都市部においては、まず、人件費が高いのです。そしてさらに、都市部の地代家賃が高いことも周知の事実です。そうなると、都市部における介護事業者は儲からないということになります。同じ介護事業を展開するのなら、人件費と地代家賃の安い地方のほうがよいということにもなるでしょう。
こうした背景から、そもそも、都市部には介護施設が足りていないのです。ただでさえ足りないのに、さらに、東京都と愛知県は人材不足に陥っています。人材不足のところでは、当然、採用のためのコストが上がりますから、ますます儲からないという結果になるわけです。
都市部と地方では、介護サービスを提供するためのコスト、特に人件費と地代家賃が異なります。
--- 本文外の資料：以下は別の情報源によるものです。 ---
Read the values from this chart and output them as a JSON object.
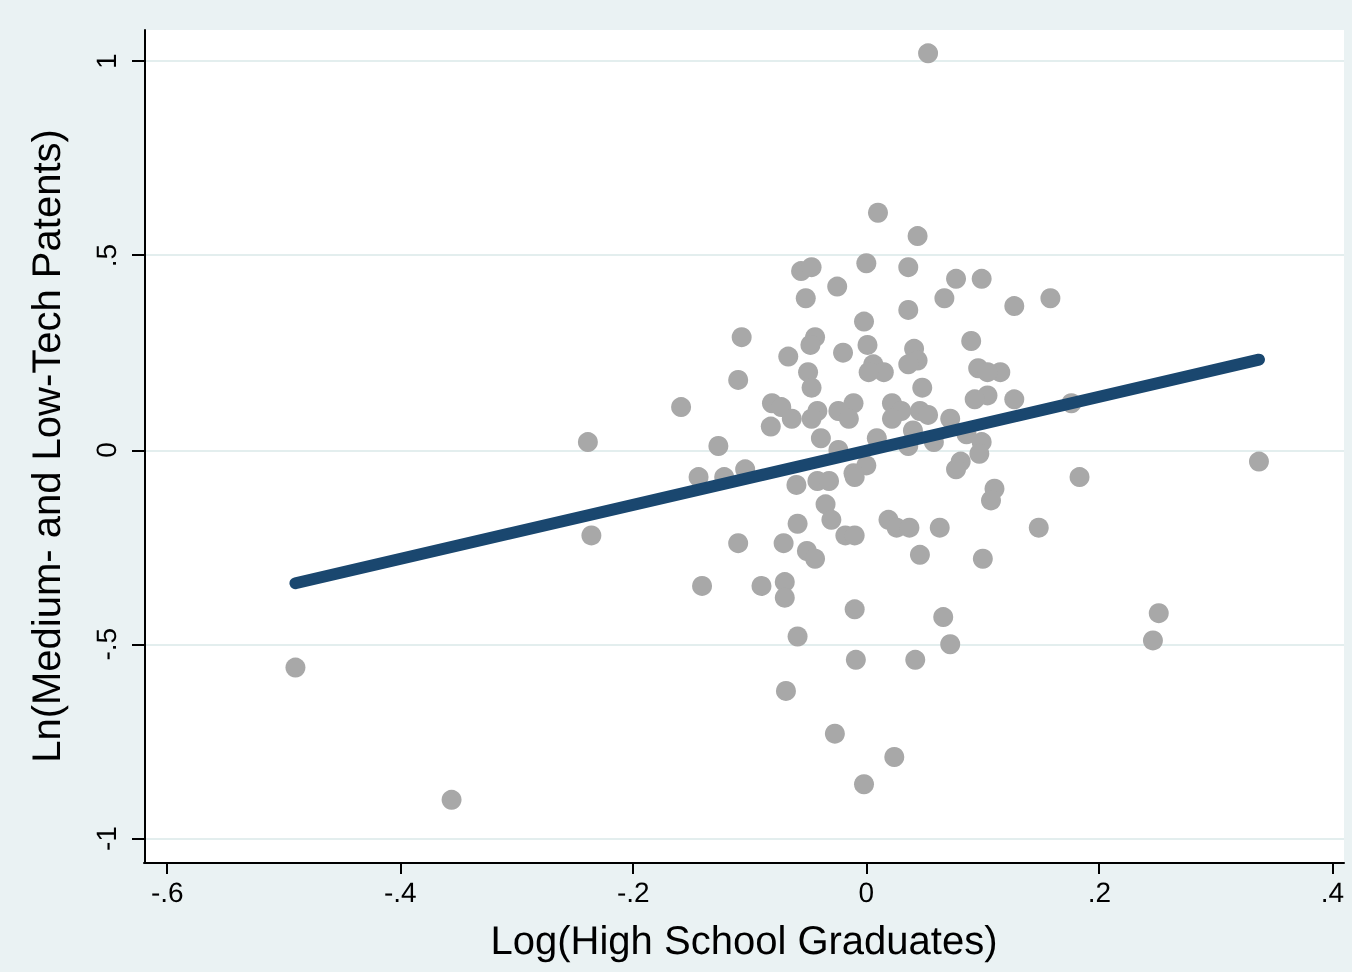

この違いを埋めてあげないと、介護事業者は、都市部から出ていってしまうでしょう。これにともなって、介護が必要な高齢者もまた、都市部から出て行かざるを得なくなります。
これは、考え方にょっては、都市部への人口集中が避けられるとも言えます。しかし所得税を支払う労働力にならない、介護のために支出が必要な高齢者が増えると、財政が破綻してしまいます。こうした形での人口の回復は、求められていないはずなのです。
この状態を少しでも緩和するには、介護事業者に対して、営業する地域の物価を加味した報酬(物価スライド制)を導入する必要があるかもしれません。さもないと、都市部における介護が壊滅することになってしまうからです。
たしかに、現在の介護保険法でも、地域を1級地から7級地、その他と8区分し、人件費の格差を調整しようとはしています。ただこれは、国家公務員の人件費率を根拠としており、地域間の地価の格差や物品購入における物価の格差は考慮されてはいません。
これからの都市部の介護を考えて行くためには、公務員ではなく民間の待遇と求人倍率を参照しつつ、さらに地価や物価も考慮するなど、もう一段進んだ地域間の調整が必要になってくるでしょう。